Taking a more top-down view, we also considered the brands as foreign and domestic, with six domestic and nine foreign brands.
Again, we considered unique authors and not mention volume for this chart, which shows that Trump supporters were more likely (7% of authors) to own American brands. Of the 4,000 Trump supporters, nearly 300 mentioned their American cars (Ford, Jeep, Cadillac, Chevrolet, Buick, and Dodge). Clinton supporters were more likely to mention their foreign brands (Toyota, BMW, Honda, Mazda, Audi, Porsche, Subaru, Lexus, or Kia).
When accounting for the imbalance in brands, with six domestic and nine foreign, these preferences are somewhat negated. Clinton supporters have approximately 31 unique authors per American brand, 23 per foreign. On the other hand, the gulf in ownership for Trump supporters widens, with 47 unique authors per domestic brand, and 19 per foreign.

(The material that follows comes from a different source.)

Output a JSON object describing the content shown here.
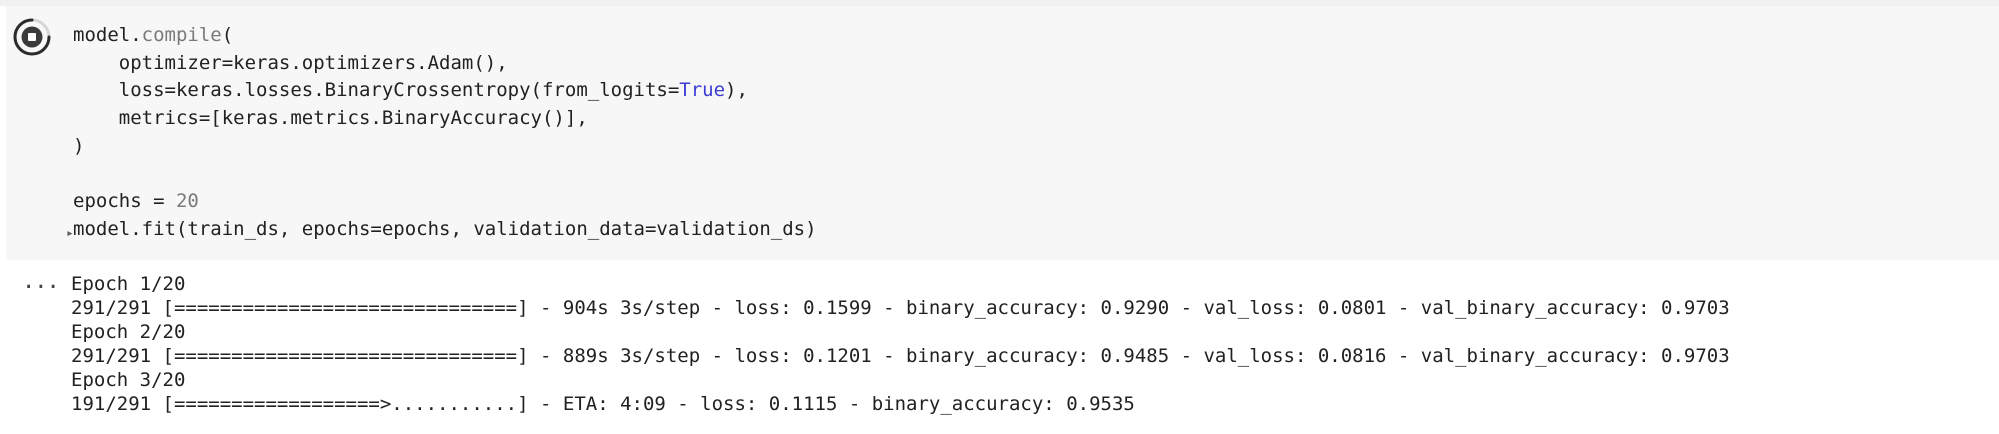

Finally, we wanted to consider the demographics of non-specific car ownership through the supporter lens. Using a similar methodology as the brand conversation discussed earlier, we searched for personal pronouns near the following: truck, minivan, SUV, or Hybrid.
Again, we found that Trump supporters were more likely to mention their vehicle type than Clinton supporters. However, these distribution totals were far lower than brand-specific mentions, with approximately .045 mentions per author in the Trump panel.
When segmenting by vehicle type, we can see that both Clinton and Trump supporters mention their truck ownership most often. However, a greater portion of the Trump panel discussed their truck ownership. Trump supporters were far more likely to politicize their ownership, with 5% of truck mentions including ‘Trump,’ while not a single mention of trucks among her supporters included Clinton.
Using social data, we can see just how far our preconceived notions go, and where they fall short. To this end, the Audiences tool is especially effective, as it allows panels to be created and compared, moving beyond just bumper stickers and vague ideas of supporter stereotypes. Of course, it remains to be seen which bumper sticker will be the most obsolete in the coming years. We’ll revisit in 2020.